SBSTTA-11: SBSTTA-11 (November-December 2005, Montreal, Canada) reviewed the programmes of work on the GTI and biodiversity of dry and sub-humid lands, refined the goal and targets regarding ABS adopted by COP-7, and adopted recommendations on: sustainable use; synergy among activities addressing biodiversity, climate change, land degradation and desertification; and the Millennium Ecosystem Assessment. Recommendations on marine and coastal biodiversity, incentive measures and IAS remained bracketed.

ARTICLE 8(J) WG-4: The fourth meeting of the Working Group on Article 8(j) (January 2006, Granada, Spain) established a process aiming to adopt, by COP-9, an ethical code of conduct for the respect of the cultural and intellectual heritage of indigenous and local communities, and created a voluntary funding mechanism for indigenous representatives to participate in the CBD process. The meeting also discussed indigenous participation in the ABS Working Group, and adopted recommendations on: potential socioeconomic impacts of genetic use restriction technologies; indicators of progress towards the 2010 target linked to Article 8(j); elements for sui generis systems of traditional knowledge protection; recommendations to the UN Permanent Forum on Indigenous Issues; and a composite report on status and trends of traditional knowledge.

ABS WG-4: The fourth meeting of the ABS Working Group (January-February 2006, Granada, Spain) continued talks on an international ABS regime and agreed on a recommendation and a draft text to serve as the basis for future negotiations. The draft text, although bracketed almost in its entirety, contains a structure and core issues that may allow for a more formalized negotiation process to take place at COP-8 and beyond.

COP/MOP-3: Biosafety Protocol COP/MOP-3 (March 2006, Curitiba, Brazil) adopted a decision on detailed identification and documentation requirements for LMO-FFPs, which requests parties to take measures to ensure that documentation accompanying LMO-FFPs in commercial production is in compliance with the requirements of the country of import and clearly states: in cases where the identity of the LMO is known through identity preservation systems, that the shipment contains LMO-FFPs; and in cases where the identity of the LMOs is not known, that the shipment may contain LMO-FFPs. COP/MOP-5 will review experience gained with these provisions, with a view to considering a decision at COP/MOP-6 to ensure that documentation clearly states that the shipment contains LMO-FFPs.

EXPERT WORKSHOP ON PAs: The expert workshop on PAs (March 2006, Curitiba, Brazil) facilitated an informed review by COP-8 of the implementation of activities/elements of the work programme on PAs, focusing on difficulties in reporting on progress in implementation. Participants suggested further modifications to the format and key evaluation questions of a draft revised evaluation matrix to assess implementation for each goal of the work programme.

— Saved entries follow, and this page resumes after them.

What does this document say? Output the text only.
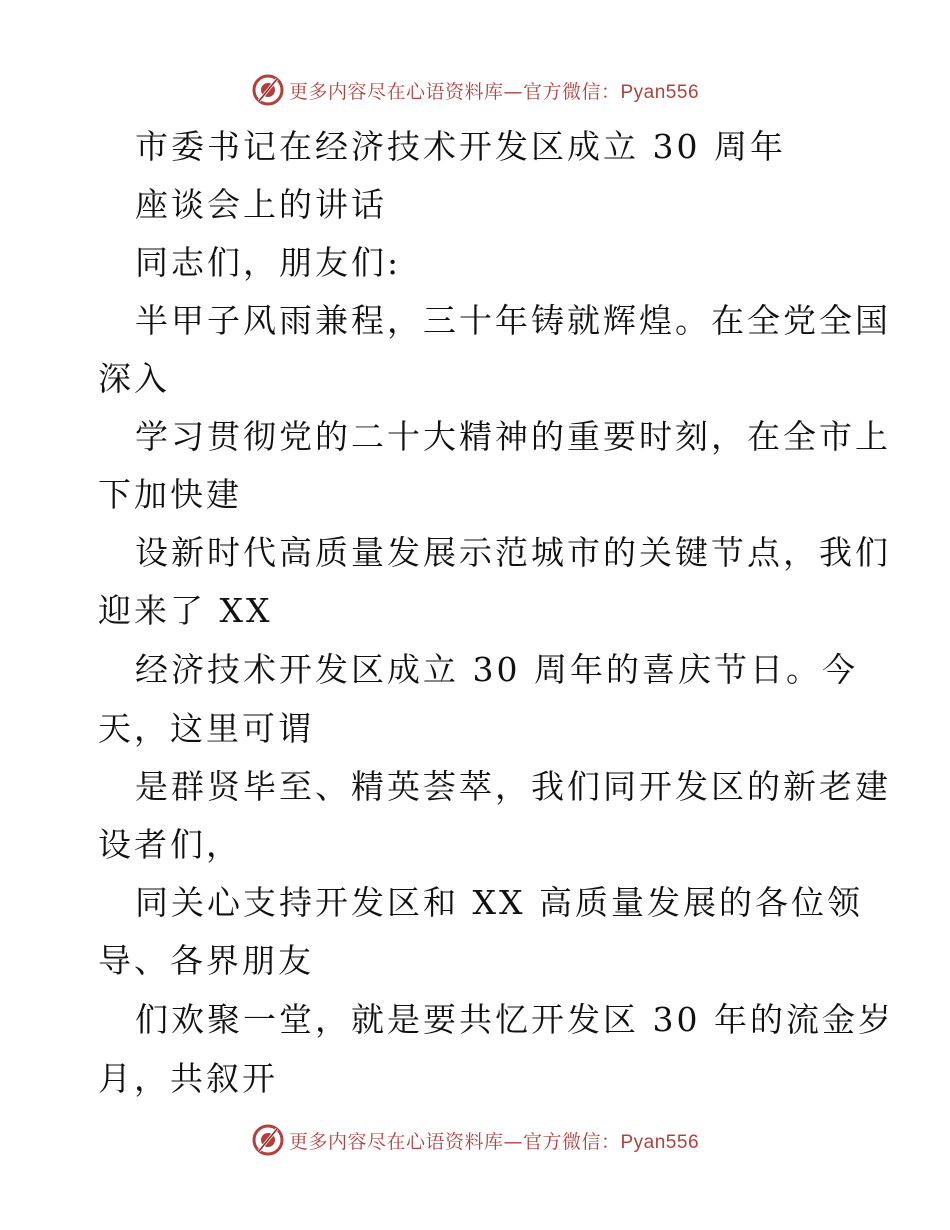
更多内容尽在心语资料库—官方微信：Pyan556
市委书记在经济技术开发区成立 30 周年
座谈会上的讲话
同志们，朋友们:
半甲子风雨兼程，三十年铸就辉煌。在全党全国
深入
学习贯彻党的二十大精神的重要时刻，在全市上
下加快建
设新时代高质量发展示范城市的关键节点，我们
迎来了 XX
经济技术开发区成立 30 周年的喜庆节日。今
天，这里可谓
是群贤毕至、精英荟萃，我们同开发区的新老建
设者们，
同关心支持开发区和 XX 高质量发展的各位领
导、各界朋友
们欢聚一堂，就是要共忆开发区 30 年的流金岁
月，共叙开
更多内容尽在心语资料库—官方微信：Pyan556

OTHER MEETINGS: Numerous other intersessional meetings were held, addressing issues, including: synergy in the implementation of the three Rio Conventions regarding forests (April 2004, Viterbo, Italy); indicators for assessing progress towards the 2010 target (October 2004, Montreal, Canada); outcome-oriented targets for the work programmes on inland water, and marine and coastal ecosystems (October 2004, Montreal, Canada); island biodiversity (December 2004, Puerto de la Cruz, Canary Islands, Spain); business and the 2010 biodiversity challenge (January 2005, London, UK, and November 2005, So Paulo, Brazil); forest biodiversity (March 2005, Montreal, Canada, and July 2005, Bonn, Germany); gaps and inconsistencies in the international regulatory framework on IAS (May 2005, Auckland, New Zealand); implementation of integrated marine and coastal area management (July 2005, Montreal, Canada); and biodiversity and climate change (September 2005, Helsinki, Finland).